1. How do I get it give me just the first?

2. Separately, is there a way I could get the several common names of one pest to appear on one row? (I still need a fix for Question 1)

Guidance will be much appreciated.

Dick Vernon
 
1. First() should do it. Post your query and we'll see if we can see what is wrong. You are probably selecting too many columns from the many-side table.
2. Look up this article in the microsoft kb - 141624 - ACC How to Concatenate a List of Items from a Many-Side Table
 
Pat, thanks for quick response. Here is the SQL version - will that do? Dick

SELECT DISTINCTROW tblSpecies.[Host ID], First((Trim([Genus] & " " & [Species]))) AS Host, tblSpecies_Common_Names.[Common name]
FROM tblSpecies LEFT JOIN tblSpecies_Common_Names ON tblSpecies.[Species ID] = tblSpecies_Common_Names.[Species ID]
GROUP BY tblSpecies.[Host ID], tblSpecies_Common_Names.[Common name]
ORDER BY First((Trim([Genus] & " " & [Species])));


Pat Hartman said:
1. First() should do it. Post your query and we'll see if we can see what is wrong. You are probably selecting too many columns from the many-side table.
2. Look up this article in the microsoft kb - 141624 - ACC How to Concatenate a List of Items from a Many-Side Table
 
Pat,

Further to the above, I have tried variants and am pleased to say the following works - it presents only the first case of each pest with several common names.
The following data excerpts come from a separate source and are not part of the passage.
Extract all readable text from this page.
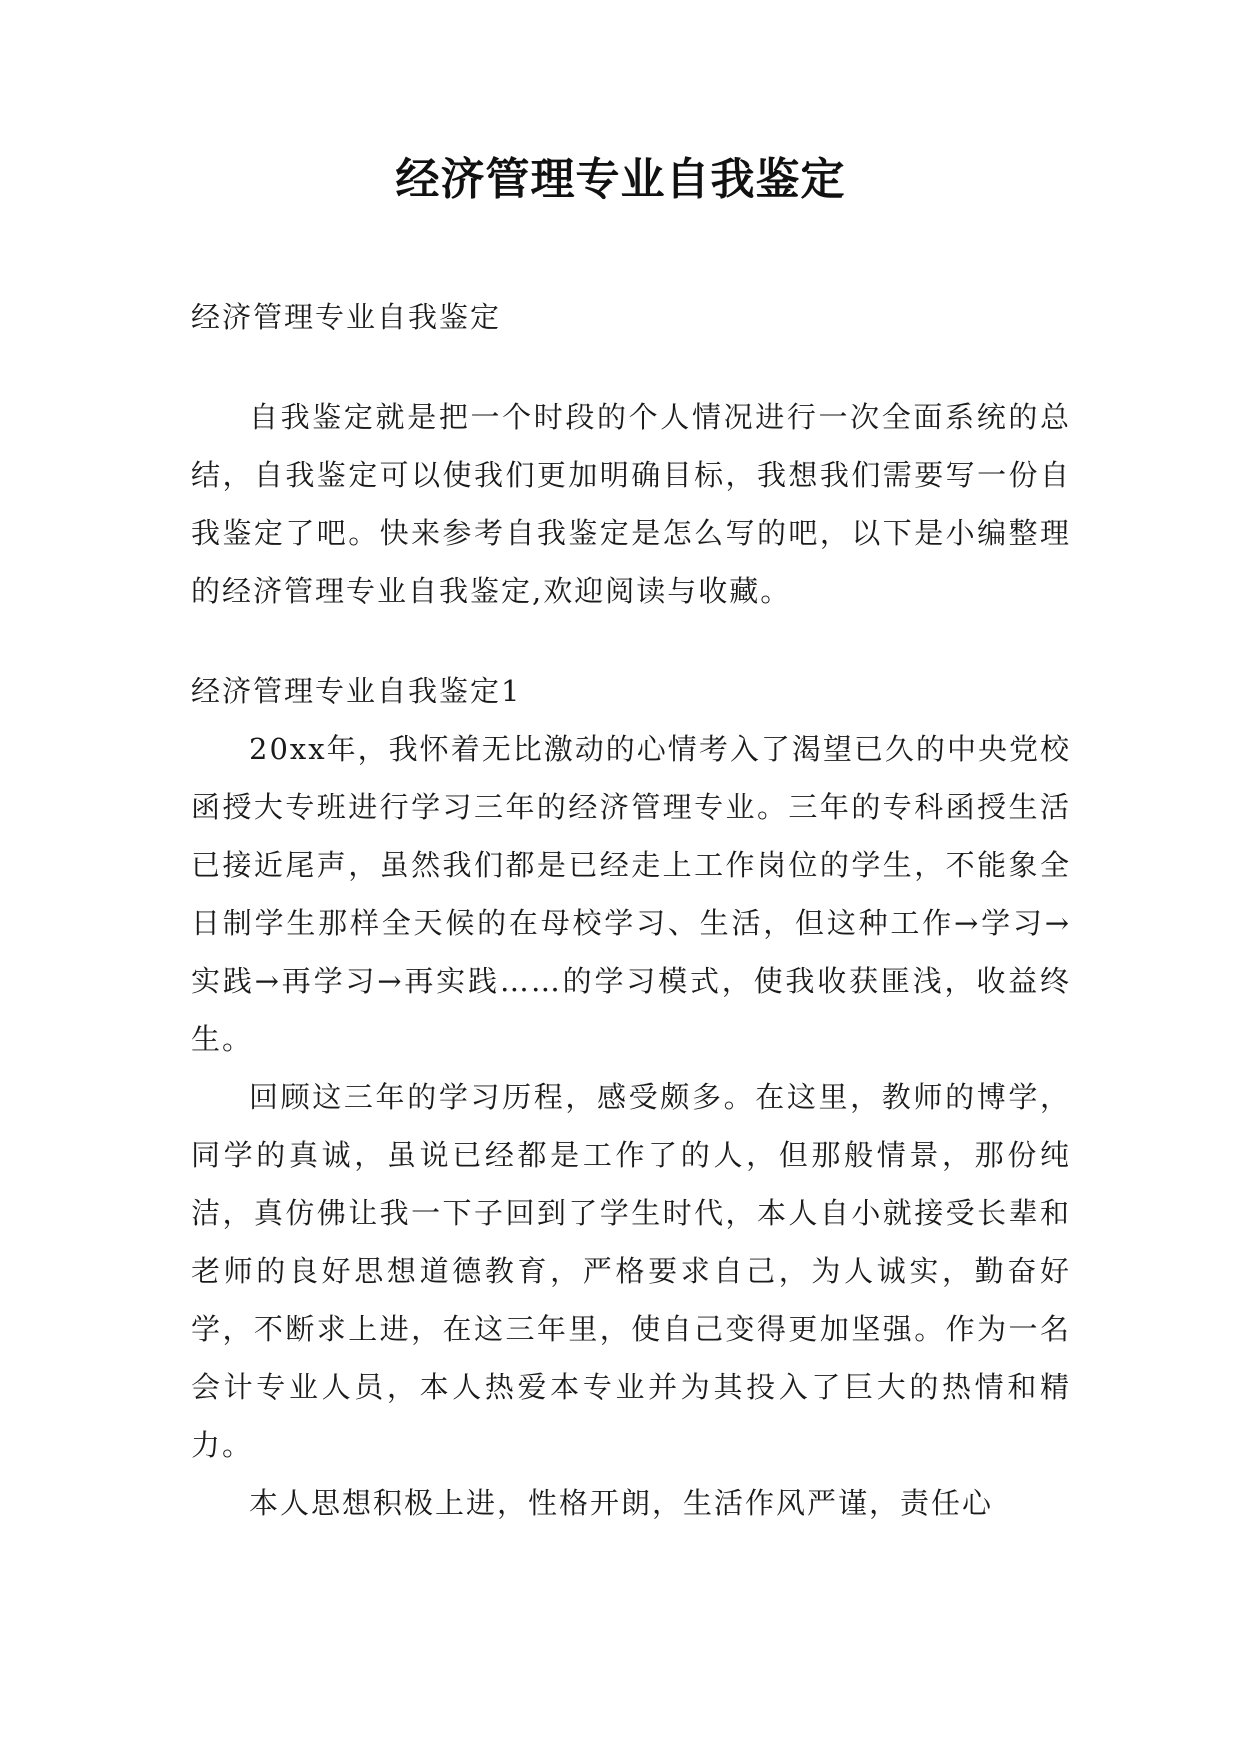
经济管理专业自我鉴定

经济管理专业自我鉴定

自我鉴定就是把一个时段的个人情况进行一次全面系统的总结，自我鉴定可以使我们更加明确目标，我想我们需要写一份自我鉴定了吧。快来参考自我鉴定是怎么写的吧，以下是小编整理的经济管理专业自我鉴定,欢迎阅读与收藏。

经济管理专业自我鉴定1

20xx年，我怀着无比激动的心情考入了渴望已久的中央党校函授大专班进行学习三年的经济管理专业。三年的专科函授生活已接近尾声，虽然我们都是已经走上工作岗位的学生，不能象全日制学生那样全天候的在母校学习、生活，但这种工作→学习→实践→再学习→再实践……的学习模式，使我收获匪浅，收益终生。

回顾这三年的学习历程，感受颇多。在这里，教师的博学，同学的真诚，虽说已经都是工作了的人，但那般情景，那份纯洁，真仿佛让我一下子回到了学生时代，本人自小就接受长辈和老师的良好思想道德教育，严格要求自己，为人诚实，勤奋好学，不断求上进，在这三年里，使自己变得更加坚强。作为一名会计专业人员，本人热爱本专业并为其投入了巨大的热情和精力。

本人思想积极上进，性格开朗，生活作风严谨，责任心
Not sure if the SQL view is what is needed but let me know if another view ie a capture image of the grid, or a small mdb c/w tables is better. Do you know if my second question above is possible?

Regards, Dick

SELECT DISTINCTROW tblSpecies.[Species ID], First(Trim([Genus] & " " & [Species] & " " & [Subspecies] & " " & [Authority] & " " & [Common name])) AS Host
FROM tblSpecies LEFT JOIN tblSpecies_Common_Names ON tblSpecies.[Species ID] = tblSpecies_Common_Names.[Species ID]
GROUP BY tblSpecies.[Species ID], tblSpecies.[Pest or Host or both]
HAVING (((tblSpecies.[Pest or Host or both])="h" Or (tblSpecies.[Pest or Host or both])="hp"))
ORDER BY First(Trim([Genus] & " " & [Species] & " " & [Subspecies] & " " & [Authority] & " " & [Common name]));
 
You need to remove "DISTINCTROW". You probably also need to get rid of [Common name] or select the first instance of it also.
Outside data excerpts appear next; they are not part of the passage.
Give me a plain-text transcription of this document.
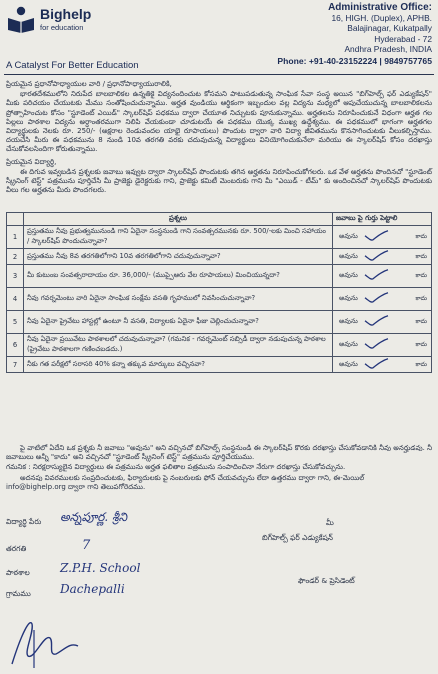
Bighelp
for education
A Catalyst For Better Education
Administrative Office:
16, HIGH. (Duplex), APHB.
Balajinagar, Kukatpally
Hyderabad - 72
Andhra Pradesh, INDIA
Phone: +91-40-23152224 | 9849757765
ప్రియమైన ప్రధానోపాధ్యాయుల వారి / ప్రధానోపాధ్యాయురాలికి,

భారతదేశములోని నిరుపేద బాలబాలికల ఉన్నతికై విద్యనందించుట కోసమని పాటుపడుతున్న సాంఘిక సేవా సంస్థ అయిన "బిగ్‌హెల్ప్ ఫర్ ఎడ్యుకేషన్" మీకు పరిచయం చేయుటకు మేము సంతోషించుచున్నాము. అర్హత వుండియు ఆర్థికంగా ఇబ్బందుల వల్ల విద్యను మధ్యలో ఆపుచేయుచున్న బాలబాలికలను ప్రోత్సాహించుట కోసం "స్టూడెంట్ ఎయిడ్" స్కాలర్‌షిప్ పధకము ద్వారా చేయూత నిచ్చుటకు పూనుకున్నాము. అర్హతలను నిరూపించుకునే విధంగా ఆర్హత గల పిల్లలు పాఠశాల విద్యను అర్ధాంతరముగా నిలిపి వేయకుండా చూడుటయే ఈ పధకము యొక్క ముఖ్య ఉద్దేశ్యము. ఈ పధకములో భాగంగా అర్హతగల విద్యార్థులకు నెలకు రూ. 250/- (అక్షరాల రెండువందల యాభై రూపాయలు) పొందుట ద్వారా వారి విద్యా జీవితమును కొనసాగించుటకు వీలుకల్పిస్తాము. దయచేసి మీరు ఈ పధకమును 8 నుండి 10వ తరగతి వరకు చదువుచున్న విద్యార్థులు వినియోగించుకునేలా మరియు ఈ స్కాలర్‌షిప్ కోసం దరఖాస్తు చేసుకోవలసిందిగా కోరుతున్నాము.

ప్రియమైన విద్యార్థి,

ఈ దిగువ ఇవ్వబడిన ప్రశ్నలకు జవాబు ఇవ్వుట ద్వారా స్కాలర్‌షిప్ పొందుటకు తగిన అర్హతను నిరూపించుకోగలరు. ఒక వేళ అర్హతను పొందినచో "స్టూడెంట్ స్క్రీనింగ్ టెస్ట్" పత్రమును పూర్తిచేసి మీ ప్రాజెక్టు డైరెక్టరుకు గాని, ప్రాజెక్టు కమిటీ మెంబరుకు గాని మీ "ఎయిడ్ - టీమ్" కు అందించినచో స్కాలర్‌షిప్ పొందుటకు వీలు గల అర్హతను మీరు పొందగలరు.

	ప్రశ్నలు	జవాబు పై గుర్తు పెట్టాలి
1	ప్రస్తుతము నీవు ప్రభుత్వమునుండి గాని ఏదైనా సంస్థనుండి గాని సంవత్సరమునకు రూ. 500/-లకు మించి సహాయం / స్కాలర్‌షిప్ పొందుచున్నావా?	అవును కాదు

2	ప్రస్తుతము నీవు 8వ తరగతిలోగాని 10వ తరగతిలోగాని చదువుచున్నావా?	అవును కాదు

3	మీ కుటుంబ సంవత్సరాదాయం రూ. 36,000/- (ముప్పైఆరు వేల రూపాయలు) మించియున్నదా?	అవును కాదు

4	నీవు గవర్నమెంటు వారి ఏదైనా సాంఘిక సంక్షేమ వసతి గృహములో నివసించుచున్నావా?	అవును కాదు

5	నీవు ఏదైనా ప్రైవేటు హాస్టల్లో ఉంటూ నీ వసతి, విద్యాలకు ఏదైనా ఫీజు చెల్లించుచున్నావా?	అవును కాదు

6	నీవు ఏదైనా ప్రయివేటు పాఠశాలలో చదువుచున్నావా? (గమనిక - గవర్నమెంట్ సబ్సిడీ ద్వారా నడుపుచున్న పాఠశాల (ప్రైవేటు పాఠశాలగా గణించబడదు.)	అవును కాదు

7	నీకు గత పరీక్షలో సరాసరి 40% కన్నా తక్కువ మార్కులు వచ్చినవా?	అవును కాదు

పై వాటిలో ఏదేని ఒక ప్రశ్నకు నీ జవాబు "అవును" అని వచ్చినచో బిగ్‌హెల్ప్ సంస్థనుండి ఈ స్కాలర్‌షిప్ కొరకు దరఖాస్తు చేసుకోవడానికి నీవు అనర్హుడవు. నీ జవాబులు అన్నీ "కాదు" అని వచ్చినచో "స్టూడెంట్ స్క్రీనింగ్ టెస్ట్" పత్రమును పూర్తిచేయుము.

గమనిక : నిరక్షరాస్యులైన విద్యార్థులు ఈ పత్రమును అర్హత ఫలితాల పత్రమును సంపాదించినా నేరుగా దరఖాస్తు చేసుకోవచ్చును.

అదనపు వివరములకు సంప్రదించుటకు, ఫిర్యాదులకు పై నంబరులకు ఫోన్ చేయవచ్చును లేదా ఉత్తరము ద్వారా గాని, ఈ-మెయిల్

info@bighelp.org ద్వారా గాని తెలుపగోరెదము.
విద్యార్థి పేరు అన్నపూర్ణ. శ్రీని
తరగతి	7
పాఠశాల	Z.P.H. School
గ్రామము Dachepalli
మీ
బిగ్‌హెల్ప్ ఫర్ ఎడ్యుకేషన్
ఫౌండర్ & ప్రెసిడెంట్
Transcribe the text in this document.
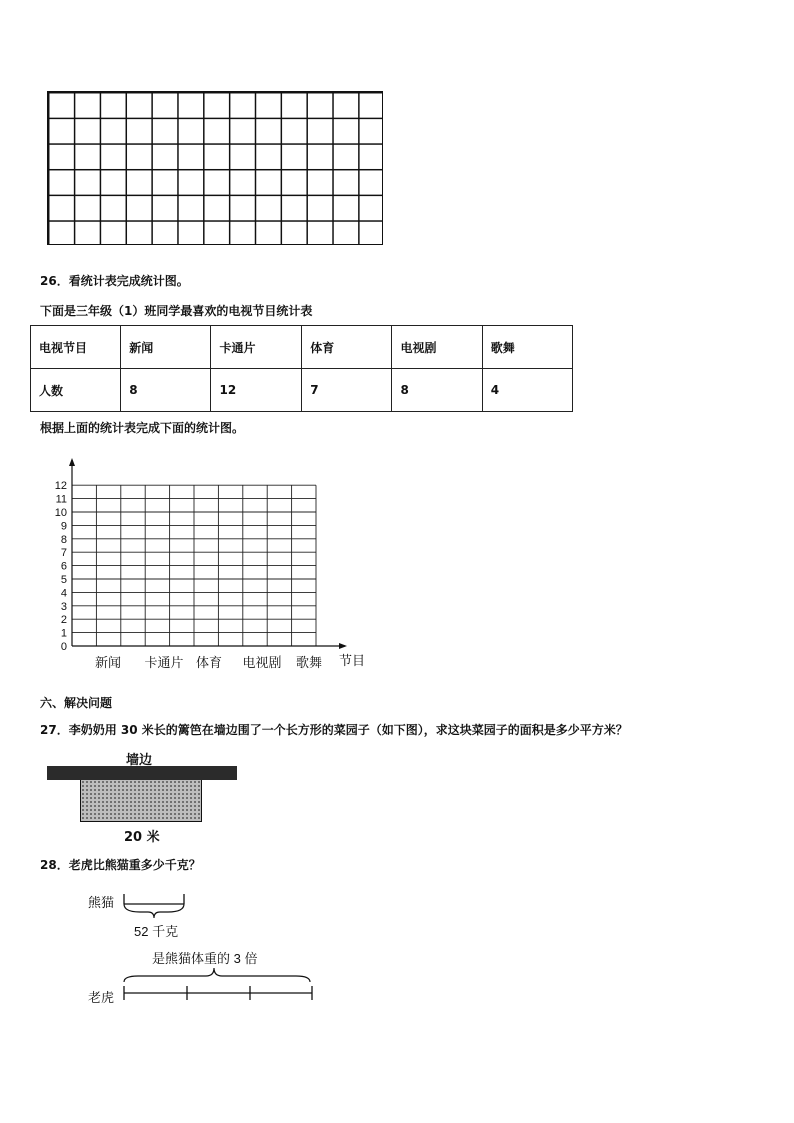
26．看统计表完成统计图。
下面是三年级（1）班同学最喜欢的电视节目统计表
电视节目	新闻	卡通片	体育	电视剧	歌舞
人数	8	12	7	8	4
根据上面的统计表完成下面的统计图。
0
1
2
3
4
5
6
7
8
9
10
11
12
新闻 卡通片 体育 电视剧 歌舞 节目
六、解决问题
27．李奶奶用 30 米长的篱笆在墙边围了一个长方形的菜园子（如下图），求这块菜园子的面积是多少平方米？
墙边
20 米
28．老虎比熊猫重多少千克？
熊猫
52 千克
是熊猫体重的 3 倍
老虎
SELECT tblSpecies.[Host ID], First((Trim([Genus] & " " & [Species]))) AS Host, First(tblSpecies_Common_Names.[Common name], As CommonName
FROM tblSpecies LEFT JOIN tblSpecies_Common_Names ON tblSpecies.[Species ID] = tblSpecies_Common_Names.[Species ID]
GROUP BY tblSpecies.[Host ID]
ORDER BY First((Trim([Genus] & " " & [Species])));

The DISTINCTROW is overriding the Group By. DISTINCTROW says to return individual rows and Group By says to group them. You can get away with DISTINCTROW in the second query because of the Having clause and because the second query also includes several more fields within the First() function so they will not be causing additional rows to be selected.
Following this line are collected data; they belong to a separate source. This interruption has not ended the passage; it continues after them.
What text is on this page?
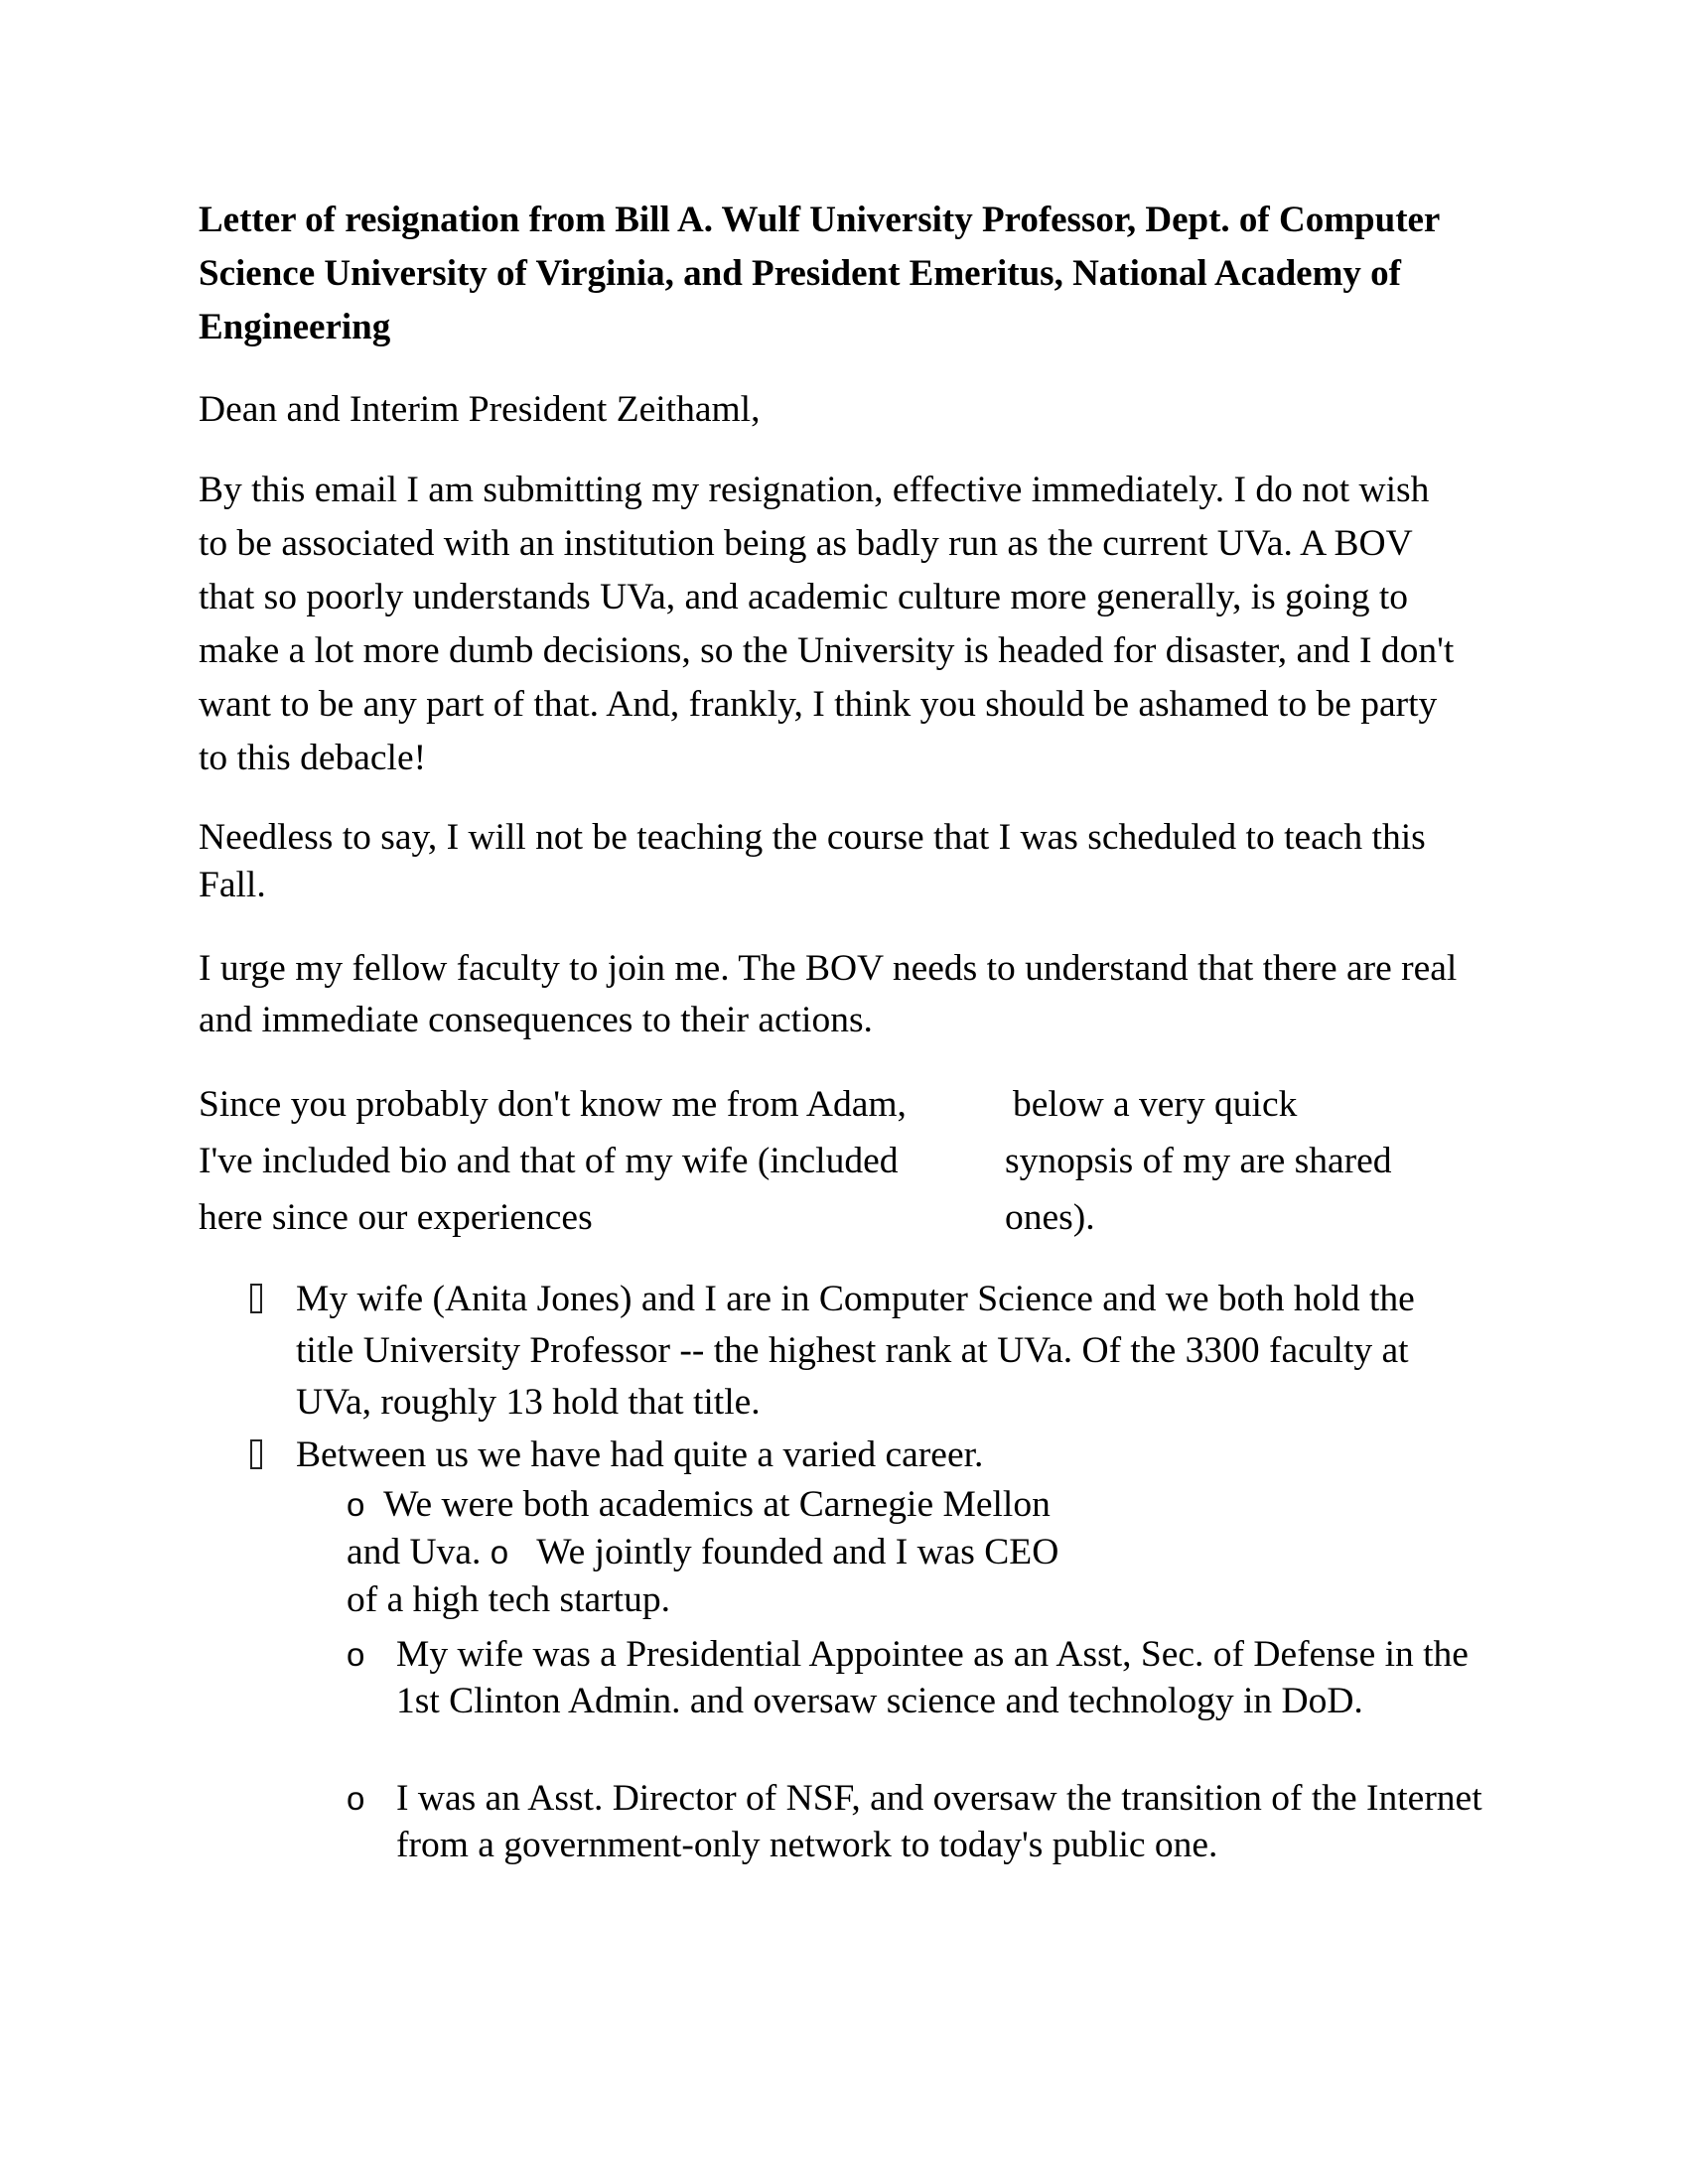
Letter of resignation from Bill A. Wulf University Professor, Dept. of Computer Science University of Virginia, and President Emeritus, National Academy of Engineering

Dean and Interim President Zeithaml,

By this email I am submitting my resignation, effective immediately. I do not wish to be associated with an institution being as badly run as the current UVa. A BOV that so poorly understands UVa, and academic culture more generally, is going to make a lot more dumb decisions, so the University is headed for disaster, and I don't want to be any part of that. And, frankly, I think you should be ashamed to be party to this debacle!

Needless to say, I will not be teaching the course that I was scheduled to teach this Fall.

I urge my fellow faculty to join me. The BOV needs to understand that there are real and immediate consequences to their actions.

Since you probably don't know me from Adam,
I've included bio and that of my wife (included
here since our experiences
below a very quick
synopsis of my are shared
ones).
My wife (Anita Jones) and I are in Computer Science and we both hold the title University Professor -- the highest rank at UVa. Of the 3300 faculty at UVa, roughly 13 hold that title.
Between us we have had quite a varied career.
o We were both academics at Carnegie Mellon
and Uva. o We jointly founded and I was CEO
of a high tech startup.
o My wife was a Presidential Appointee as an Asst, Sec. of Defense in the 1st Clinton Admin. and oversaw science and technology in DoD.
o I was an Asst. Director of NSF, and oversaw the transition of the Internet from a government-only network to today's public one.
To come up with the simplest correct solution you need to understand what DISTINCTROW, Group By, and First() actually do. Try reading help. You may have to use the table of contents. Open help from the Database Container window (rather than the VBA window). Change to the Contents tab and look for SQL. You'll have to drill down but you should find explainations.